Having a group of peers with similar interests (even if they might be competing against each other) can offer a fun and positive social circle for your child living with cystic fibrosis. If your child joins a team sport, ensure their uniform is fitted with some extra pockets where they can store tissues for coughing!
That said, children with cystic fibrosis who have enlarged liver or spleen should avoid collision sports such as football, soccer, or basketball. It’s always worthwhile chatting with a medical professional before your child begins any new exercise or sports program, to see what’s right for them.

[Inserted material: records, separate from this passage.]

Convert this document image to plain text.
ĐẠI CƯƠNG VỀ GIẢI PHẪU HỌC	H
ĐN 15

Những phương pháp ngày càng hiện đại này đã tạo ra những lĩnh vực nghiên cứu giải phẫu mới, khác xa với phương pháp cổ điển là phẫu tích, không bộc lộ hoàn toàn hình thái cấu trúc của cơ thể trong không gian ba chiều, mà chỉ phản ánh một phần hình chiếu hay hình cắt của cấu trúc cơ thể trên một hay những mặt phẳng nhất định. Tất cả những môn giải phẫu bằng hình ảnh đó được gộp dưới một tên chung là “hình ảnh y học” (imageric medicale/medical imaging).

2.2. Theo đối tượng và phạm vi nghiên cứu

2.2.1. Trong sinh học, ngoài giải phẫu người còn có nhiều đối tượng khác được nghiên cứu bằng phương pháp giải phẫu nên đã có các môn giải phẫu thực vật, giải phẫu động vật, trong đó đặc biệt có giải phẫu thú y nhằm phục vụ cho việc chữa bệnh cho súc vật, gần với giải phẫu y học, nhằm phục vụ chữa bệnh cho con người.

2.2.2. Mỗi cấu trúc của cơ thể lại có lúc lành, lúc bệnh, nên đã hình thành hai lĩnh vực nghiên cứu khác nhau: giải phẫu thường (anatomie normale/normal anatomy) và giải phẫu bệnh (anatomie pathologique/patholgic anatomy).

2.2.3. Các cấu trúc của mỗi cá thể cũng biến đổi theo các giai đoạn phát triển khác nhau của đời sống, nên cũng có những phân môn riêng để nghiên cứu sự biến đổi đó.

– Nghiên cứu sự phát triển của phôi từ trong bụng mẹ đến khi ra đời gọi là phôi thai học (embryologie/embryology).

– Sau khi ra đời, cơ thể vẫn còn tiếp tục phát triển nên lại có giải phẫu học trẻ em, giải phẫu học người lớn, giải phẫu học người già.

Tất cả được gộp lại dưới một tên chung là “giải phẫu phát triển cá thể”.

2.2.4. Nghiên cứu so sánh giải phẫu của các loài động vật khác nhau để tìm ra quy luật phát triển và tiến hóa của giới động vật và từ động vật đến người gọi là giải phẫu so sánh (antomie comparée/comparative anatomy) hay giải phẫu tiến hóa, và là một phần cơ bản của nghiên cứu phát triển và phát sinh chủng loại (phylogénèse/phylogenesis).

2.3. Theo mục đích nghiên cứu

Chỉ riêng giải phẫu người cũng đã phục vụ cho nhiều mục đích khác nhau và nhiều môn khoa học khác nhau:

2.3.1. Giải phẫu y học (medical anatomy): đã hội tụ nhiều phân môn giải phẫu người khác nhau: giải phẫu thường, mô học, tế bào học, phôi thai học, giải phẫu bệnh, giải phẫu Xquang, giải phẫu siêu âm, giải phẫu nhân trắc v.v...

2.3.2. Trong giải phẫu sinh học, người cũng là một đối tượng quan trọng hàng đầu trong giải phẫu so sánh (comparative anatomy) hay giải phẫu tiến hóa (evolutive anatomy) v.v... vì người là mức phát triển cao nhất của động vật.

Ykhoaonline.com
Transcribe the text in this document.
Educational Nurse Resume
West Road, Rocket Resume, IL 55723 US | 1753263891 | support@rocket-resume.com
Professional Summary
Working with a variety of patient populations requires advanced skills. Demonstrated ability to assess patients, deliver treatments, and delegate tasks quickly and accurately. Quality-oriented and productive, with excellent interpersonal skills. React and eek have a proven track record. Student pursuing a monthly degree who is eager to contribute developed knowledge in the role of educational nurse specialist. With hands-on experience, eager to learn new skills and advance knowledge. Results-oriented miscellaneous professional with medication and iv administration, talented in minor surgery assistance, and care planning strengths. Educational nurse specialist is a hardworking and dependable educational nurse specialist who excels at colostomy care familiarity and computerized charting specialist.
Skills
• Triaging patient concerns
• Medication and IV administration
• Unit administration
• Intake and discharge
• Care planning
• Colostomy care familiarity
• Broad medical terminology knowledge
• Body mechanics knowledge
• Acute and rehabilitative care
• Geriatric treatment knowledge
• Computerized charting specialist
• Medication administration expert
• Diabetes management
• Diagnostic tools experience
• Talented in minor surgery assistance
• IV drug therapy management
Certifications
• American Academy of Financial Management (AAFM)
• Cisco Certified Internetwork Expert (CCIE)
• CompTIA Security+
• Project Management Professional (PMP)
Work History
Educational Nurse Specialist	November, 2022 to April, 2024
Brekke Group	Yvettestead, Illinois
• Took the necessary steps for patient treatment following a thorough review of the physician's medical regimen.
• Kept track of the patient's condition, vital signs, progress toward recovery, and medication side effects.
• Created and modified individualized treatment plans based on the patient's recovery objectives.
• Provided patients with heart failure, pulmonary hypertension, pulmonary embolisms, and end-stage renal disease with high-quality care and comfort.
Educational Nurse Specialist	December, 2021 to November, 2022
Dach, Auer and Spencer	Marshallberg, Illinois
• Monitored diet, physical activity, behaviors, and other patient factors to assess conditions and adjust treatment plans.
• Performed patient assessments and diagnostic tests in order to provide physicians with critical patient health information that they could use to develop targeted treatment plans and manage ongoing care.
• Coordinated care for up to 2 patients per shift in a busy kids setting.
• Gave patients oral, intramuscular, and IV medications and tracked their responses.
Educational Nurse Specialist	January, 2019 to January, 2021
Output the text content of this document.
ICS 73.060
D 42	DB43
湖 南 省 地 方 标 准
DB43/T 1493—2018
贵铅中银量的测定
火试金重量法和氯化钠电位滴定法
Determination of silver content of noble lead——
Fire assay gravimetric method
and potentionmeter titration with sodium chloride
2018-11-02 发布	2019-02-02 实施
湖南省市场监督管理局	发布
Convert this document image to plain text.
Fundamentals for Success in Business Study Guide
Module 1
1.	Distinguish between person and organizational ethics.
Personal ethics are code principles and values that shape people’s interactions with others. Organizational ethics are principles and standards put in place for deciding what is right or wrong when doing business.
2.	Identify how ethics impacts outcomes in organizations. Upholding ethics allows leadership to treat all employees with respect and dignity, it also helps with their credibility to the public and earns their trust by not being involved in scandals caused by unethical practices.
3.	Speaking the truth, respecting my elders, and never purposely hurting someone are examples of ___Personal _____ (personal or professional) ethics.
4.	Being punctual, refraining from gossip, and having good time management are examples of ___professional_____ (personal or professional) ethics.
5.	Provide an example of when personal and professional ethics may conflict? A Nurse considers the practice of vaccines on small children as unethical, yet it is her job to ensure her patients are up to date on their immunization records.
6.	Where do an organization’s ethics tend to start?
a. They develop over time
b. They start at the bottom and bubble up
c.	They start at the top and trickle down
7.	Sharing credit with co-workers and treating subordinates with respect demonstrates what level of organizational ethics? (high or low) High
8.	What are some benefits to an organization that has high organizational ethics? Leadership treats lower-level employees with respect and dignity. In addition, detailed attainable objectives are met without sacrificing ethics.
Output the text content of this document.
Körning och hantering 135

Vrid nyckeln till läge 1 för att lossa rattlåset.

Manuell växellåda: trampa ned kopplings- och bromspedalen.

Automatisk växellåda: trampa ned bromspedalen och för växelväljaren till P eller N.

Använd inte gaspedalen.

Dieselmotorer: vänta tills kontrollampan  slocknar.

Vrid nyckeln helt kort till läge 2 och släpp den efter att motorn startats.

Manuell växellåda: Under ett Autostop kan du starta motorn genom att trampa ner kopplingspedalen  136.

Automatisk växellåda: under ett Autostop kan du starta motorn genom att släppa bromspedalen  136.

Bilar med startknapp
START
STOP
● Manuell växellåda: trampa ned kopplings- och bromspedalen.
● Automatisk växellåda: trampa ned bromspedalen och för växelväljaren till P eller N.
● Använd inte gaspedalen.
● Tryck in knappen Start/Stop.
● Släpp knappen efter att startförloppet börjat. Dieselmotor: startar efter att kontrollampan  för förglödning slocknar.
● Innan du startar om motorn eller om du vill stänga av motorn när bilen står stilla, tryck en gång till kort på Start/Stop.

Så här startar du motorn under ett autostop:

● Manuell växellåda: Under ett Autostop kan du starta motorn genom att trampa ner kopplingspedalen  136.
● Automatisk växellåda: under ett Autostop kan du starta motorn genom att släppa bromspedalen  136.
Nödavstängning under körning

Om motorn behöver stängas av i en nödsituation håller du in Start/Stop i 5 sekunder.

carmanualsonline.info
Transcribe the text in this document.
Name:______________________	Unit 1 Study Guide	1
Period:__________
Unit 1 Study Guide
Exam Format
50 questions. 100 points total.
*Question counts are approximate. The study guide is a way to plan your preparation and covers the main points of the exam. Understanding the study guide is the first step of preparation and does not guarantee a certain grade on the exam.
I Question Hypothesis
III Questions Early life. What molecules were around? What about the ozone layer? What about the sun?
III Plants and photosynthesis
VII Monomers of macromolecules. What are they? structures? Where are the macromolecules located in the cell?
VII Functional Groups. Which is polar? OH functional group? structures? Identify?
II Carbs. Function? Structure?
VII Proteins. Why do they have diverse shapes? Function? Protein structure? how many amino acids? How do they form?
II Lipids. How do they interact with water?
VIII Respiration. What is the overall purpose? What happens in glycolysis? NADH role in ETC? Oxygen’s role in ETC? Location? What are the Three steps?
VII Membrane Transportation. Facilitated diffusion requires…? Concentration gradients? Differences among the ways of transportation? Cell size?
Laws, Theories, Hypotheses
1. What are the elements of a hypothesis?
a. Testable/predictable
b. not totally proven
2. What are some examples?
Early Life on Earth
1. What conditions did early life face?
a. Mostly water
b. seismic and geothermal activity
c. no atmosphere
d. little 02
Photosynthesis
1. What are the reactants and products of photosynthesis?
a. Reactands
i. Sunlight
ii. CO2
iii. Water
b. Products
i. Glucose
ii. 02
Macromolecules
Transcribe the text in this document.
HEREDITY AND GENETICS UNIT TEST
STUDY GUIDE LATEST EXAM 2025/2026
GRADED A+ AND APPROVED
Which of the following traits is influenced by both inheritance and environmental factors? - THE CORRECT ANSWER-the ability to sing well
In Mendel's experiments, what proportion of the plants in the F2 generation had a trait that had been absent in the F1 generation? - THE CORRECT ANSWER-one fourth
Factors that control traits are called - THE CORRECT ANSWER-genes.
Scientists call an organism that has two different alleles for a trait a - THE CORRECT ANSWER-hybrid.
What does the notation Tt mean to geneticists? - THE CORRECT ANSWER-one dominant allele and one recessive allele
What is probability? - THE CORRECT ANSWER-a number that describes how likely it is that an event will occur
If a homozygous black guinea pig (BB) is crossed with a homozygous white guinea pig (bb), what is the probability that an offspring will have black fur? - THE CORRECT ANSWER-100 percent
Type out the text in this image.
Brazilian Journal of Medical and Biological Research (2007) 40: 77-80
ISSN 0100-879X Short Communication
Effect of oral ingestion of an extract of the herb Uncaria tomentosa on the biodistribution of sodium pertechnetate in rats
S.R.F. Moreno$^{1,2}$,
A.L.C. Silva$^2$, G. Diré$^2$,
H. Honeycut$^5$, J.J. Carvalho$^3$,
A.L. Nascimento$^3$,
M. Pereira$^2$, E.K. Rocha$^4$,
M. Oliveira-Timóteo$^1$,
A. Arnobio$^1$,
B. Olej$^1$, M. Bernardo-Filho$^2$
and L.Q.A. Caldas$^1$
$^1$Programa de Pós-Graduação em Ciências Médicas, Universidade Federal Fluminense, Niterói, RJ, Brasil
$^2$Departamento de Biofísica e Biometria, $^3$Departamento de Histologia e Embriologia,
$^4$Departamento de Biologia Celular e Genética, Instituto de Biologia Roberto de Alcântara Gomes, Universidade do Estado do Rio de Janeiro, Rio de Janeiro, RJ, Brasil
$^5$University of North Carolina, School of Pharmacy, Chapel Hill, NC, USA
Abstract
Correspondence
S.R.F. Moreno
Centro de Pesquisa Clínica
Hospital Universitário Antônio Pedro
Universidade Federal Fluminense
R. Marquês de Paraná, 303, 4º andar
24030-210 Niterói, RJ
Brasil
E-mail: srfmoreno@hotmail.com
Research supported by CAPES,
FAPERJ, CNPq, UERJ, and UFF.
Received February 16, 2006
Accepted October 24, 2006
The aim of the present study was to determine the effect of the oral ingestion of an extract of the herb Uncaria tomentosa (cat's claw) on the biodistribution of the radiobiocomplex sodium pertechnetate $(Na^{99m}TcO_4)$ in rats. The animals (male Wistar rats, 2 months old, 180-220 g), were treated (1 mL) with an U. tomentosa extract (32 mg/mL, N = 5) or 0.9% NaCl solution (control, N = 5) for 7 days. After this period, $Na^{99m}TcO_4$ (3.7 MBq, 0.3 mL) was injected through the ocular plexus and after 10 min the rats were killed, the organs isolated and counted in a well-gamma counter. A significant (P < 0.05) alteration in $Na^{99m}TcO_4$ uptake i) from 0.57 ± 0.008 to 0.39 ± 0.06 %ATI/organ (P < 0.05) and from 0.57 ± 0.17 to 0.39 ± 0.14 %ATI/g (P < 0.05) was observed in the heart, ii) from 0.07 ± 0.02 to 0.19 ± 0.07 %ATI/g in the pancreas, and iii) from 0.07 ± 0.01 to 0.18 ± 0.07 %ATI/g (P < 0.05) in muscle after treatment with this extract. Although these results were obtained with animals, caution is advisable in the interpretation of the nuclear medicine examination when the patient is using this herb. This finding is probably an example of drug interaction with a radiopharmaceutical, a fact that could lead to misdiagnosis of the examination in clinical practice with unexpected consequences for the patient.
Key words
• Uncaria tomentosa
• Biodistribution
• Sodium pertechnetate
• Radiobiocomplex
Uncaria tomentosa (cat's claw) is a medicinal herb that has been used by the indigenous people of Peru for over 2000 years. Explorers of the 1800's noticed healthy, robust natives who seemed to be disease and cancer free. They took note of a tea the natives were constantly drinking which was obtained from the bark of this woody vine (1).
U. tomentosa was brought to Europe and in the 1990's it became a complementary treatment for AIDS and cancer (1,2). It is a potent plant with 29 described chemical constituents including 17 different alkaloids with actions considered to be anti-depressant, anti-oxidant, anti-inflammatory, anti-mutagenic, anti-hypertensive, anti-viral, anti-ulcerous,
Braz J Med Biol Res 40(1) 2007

The physical, mental, and social benefits of regular exercise cannot be understated. In addition, Australian health experts have recently warned against too much time spent being sedentary – whether that means kids are seated in a classroom, or watching screens at home. If you’re looking for fun ideas that will keep your kids active, check out our tips below:
Endurance activities speed up kids’ heart rate and breathing and improve overall body function. Giving kids’ circulatory system a workout not only improves heart health, it gets the blood flowing to their other organs and muscles. In children with cystic fibrosis, aerobic exercise can be considered a supplement for other airway clearance techniques - although this should be discussed with a medical professional first.
Getting kids to work on their cardio helps burn body fat, lower blood pressure, reduce inflammation, raise HDL cholesterol, lower blood sugar levels, relax blood vessel walls, and like we mentioned earlier, it releases endorphins to boost their mood!
Some examples of kid-friendly endurance exercises include bike riding, jogging, skipping rope, running, dancing, swimming, sports, and aerobics. It’s important to note that kids with cystic fibrosis should consult their doctor on ways to monitor their blood sugar and adjust their carbohydrate intake, in accordance with their exercise levels. Children on insulin should know how to adjust their insulin when partaking in endurance-based or other activities.
You probably already know that maintaining strong muscles is important in helping kids perform everyday tasks like walking, using stairs, raising their arms, and carrying objects around, but strength training does more than just helping muscles get stronger! Just like endurance training, strength training lowers blood sugar and encourages weight control.
Strength-based activities also stimulate bone growth, improves balance and posture, and reduces joint pain. Some fun activities to try with your kids to help improve their overall strength include jungle gyms, monkey bars, trampoline play, dancing, and pilates.
Flexibility improves kids’ range of motion and makes it easier to carry out everyday tasks such as reaching for things or bending down to tie their shoelaces. Inadequate flexibility in the muscles and tendons can lead to muscle cramps, strains, joint pain, and even injury.
It’s important to make sure that kids warm up their muscles with a few stretches before exercising, and spending some exercise sessions dedicated to improving flexibility can help maintain good flexibility in the long run. Some activities that kids can enjoy to improve their flexibility include stretching, dancing, yoga, trampolines, martial arts, and gymnastics.
Making sure your kids get their daily exercise might seem difficult at first, but don’t worry! Trying out a range of activities will help your kids figure out what they enjoy most. Choose age-appropriate activities, and refer to health guidelines or a medical expert if you’re unsure.
Incorporating physical activity into your kids’ everyday hobbies and routines will quickly make exercise a fun pastime, rather than a boring task. Best of all, regular exercise can help to manage cystic fibrosis. With these ideas, you’ll get the whole family up and moving in no time!